Carmody report QLD PanelIt's not talked about nearly enough, but Australia's crisis in child well being should be higher on the national political agenda.



It has been almost three years since the ACL-commissioned For Kids’ Sake research was launched at Parliament House in Canberra.



A meta-analysis, it shone a bright light on the crisis.



Here is a reminder of just some of its findings:



- The number of children in out of home care because it is too dangerous to live at home doubled in a decade to 35,000



- More than a quarter of young people aged 16-24 years have a mental disorder compared with one in five (20 per cent) in the general population



- Self-harm for teenage girls 12-14 years of age leading to hospitalisation is six times the rate for boys



-    There was an increase from 28 per cent to 38 per cent in female school students experiencing unwanted sex between 2002 and 2008



-    There was a doubling in the rate of hospitalisation for alcohol intoxication for women aged 15-24 between 1998 and 2006.



ACL is working to keep the welfare of kids front and centre of the political debate.



On Monday night in Brisbane, ACL's Queensland director Wendy Francis hosted a panel of experts and state parliamentarians to discuss the crisis in a lively Q&A format.



The panel included State Opposition leader Annastacia Palaszczuk, Queensland child safety minister Tracy Davis, Bravehearts' Hetty Johnston and the Centre for Independent Studies' Dr Jeremy Sammut.



The audience included a number of people involved in foster care and advocates of adoption.







The reluctance of governments to allow kids in the care system to be adopted generated spirited debate.

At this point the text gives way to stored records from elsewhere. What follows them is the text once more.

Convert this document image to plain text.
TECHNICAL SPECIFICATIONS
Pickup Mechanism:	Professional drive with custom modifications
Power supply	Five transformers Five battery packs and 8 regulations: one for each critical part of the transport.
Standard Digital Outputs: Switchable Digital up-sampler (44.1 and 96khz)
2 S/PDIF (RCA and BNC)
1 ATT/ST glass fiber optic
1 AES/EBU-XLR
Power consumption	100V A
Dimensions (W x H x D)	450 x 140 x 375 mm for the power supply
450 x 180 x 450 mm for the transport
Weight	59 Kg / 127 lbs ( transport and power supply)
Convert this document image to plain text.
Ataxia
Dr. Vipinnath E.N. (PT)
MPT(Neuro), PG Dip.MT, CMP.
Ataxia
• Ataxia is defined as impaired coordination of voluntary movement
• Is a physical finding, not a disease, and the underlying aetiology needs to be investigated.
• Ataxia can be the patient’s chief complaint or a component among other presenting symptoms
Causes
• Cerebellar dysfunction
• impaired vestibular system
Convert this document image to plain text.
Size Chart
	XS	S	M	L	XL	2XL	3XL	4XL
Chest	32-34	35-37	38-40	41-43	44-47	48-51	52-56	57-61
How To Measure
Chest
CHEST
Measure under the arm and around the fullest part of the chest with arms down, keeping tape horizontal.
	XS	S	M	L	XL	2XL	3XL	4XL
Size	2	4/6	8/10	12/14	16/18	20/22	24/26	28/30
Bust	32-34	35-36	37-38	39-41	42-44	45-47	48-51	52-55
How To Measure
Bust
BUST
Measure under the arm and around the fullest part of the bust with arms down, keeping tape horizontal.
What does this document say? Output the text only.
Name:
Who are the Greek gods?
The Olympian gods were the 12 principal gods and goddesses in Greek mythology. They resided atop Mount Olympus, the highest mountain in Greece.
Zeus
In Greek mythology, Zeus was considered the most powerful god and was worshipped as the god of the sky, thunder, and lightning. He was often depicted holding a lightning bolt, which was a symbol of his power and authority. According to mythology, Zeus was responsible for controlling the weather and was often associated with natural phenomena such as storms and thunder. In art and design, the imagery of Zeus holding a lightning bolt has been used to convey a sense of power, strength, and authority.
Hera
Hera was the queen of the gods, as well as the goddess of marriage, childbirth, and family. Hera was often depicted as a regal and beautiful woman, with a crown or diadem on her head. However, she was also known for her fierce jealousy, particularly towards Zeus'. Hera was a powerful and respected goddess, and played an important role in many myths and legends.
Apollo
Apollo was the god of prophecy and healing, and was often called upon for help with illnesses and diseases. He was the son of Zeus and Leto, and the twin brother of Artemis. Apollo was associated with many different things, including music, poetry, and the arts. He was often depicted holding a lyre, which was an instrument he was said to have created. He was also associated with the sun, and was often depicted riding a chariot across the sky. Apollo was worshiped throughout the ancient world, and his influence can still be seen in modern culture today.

According to Dr Sammut, no government wants to be accused of creating another stolen generation and this meant that kids with abusive parents remained in limbo for too long, as did their foster carers.



Other jurisdictions have a pathway to what is known as 'open adoption' so that kids with abusive parents could be given permanent living arrangements and foster carers certainty.



Clearly this is a win for both, but it is controversial.



In the United States there are 50,000 adoptions per year of kids from abusive situations. If we followed this in Australia it could potentially take 5,000 kids out of the care system and into permanent homes each year.



Breaking what seems to be an anti-adoption culture needs to be explored.



But so too does strengthening couple relationships.



The Federal Minister for Community Services, Kevin Andrews, has been subject to unfair ridicule for proposing vouchers for couples to pursue relationship counselling.



If those of us who are married or in a relationship are honest, we will all admit that we need to work on it because romantic feelings, while wonderful, are not enough to sustain us.



It stands to reason that if couple relationships are strengthened, children benefit.



Children benefit from permanency in their living arrangements and especially from the permanency of the relationship of their biological parents.



That is why when a couple make the commitment of marriage, they are not just benefitting themselves, they are providing unfathomable benefit to any children they produce but also a massive social and economic benefit to society.



Our modern approach to relationships, marriage and sex has become so self-centred that we have forgotten these basics.



Political correctness stops us from talking about this.



Meanwhile we wonder why we have a crisis in child well being.



Unless our political discourse gives us permission to talk about strengthening marriage, the endless cycle of state government inquiries into our failing child protection systems will continue.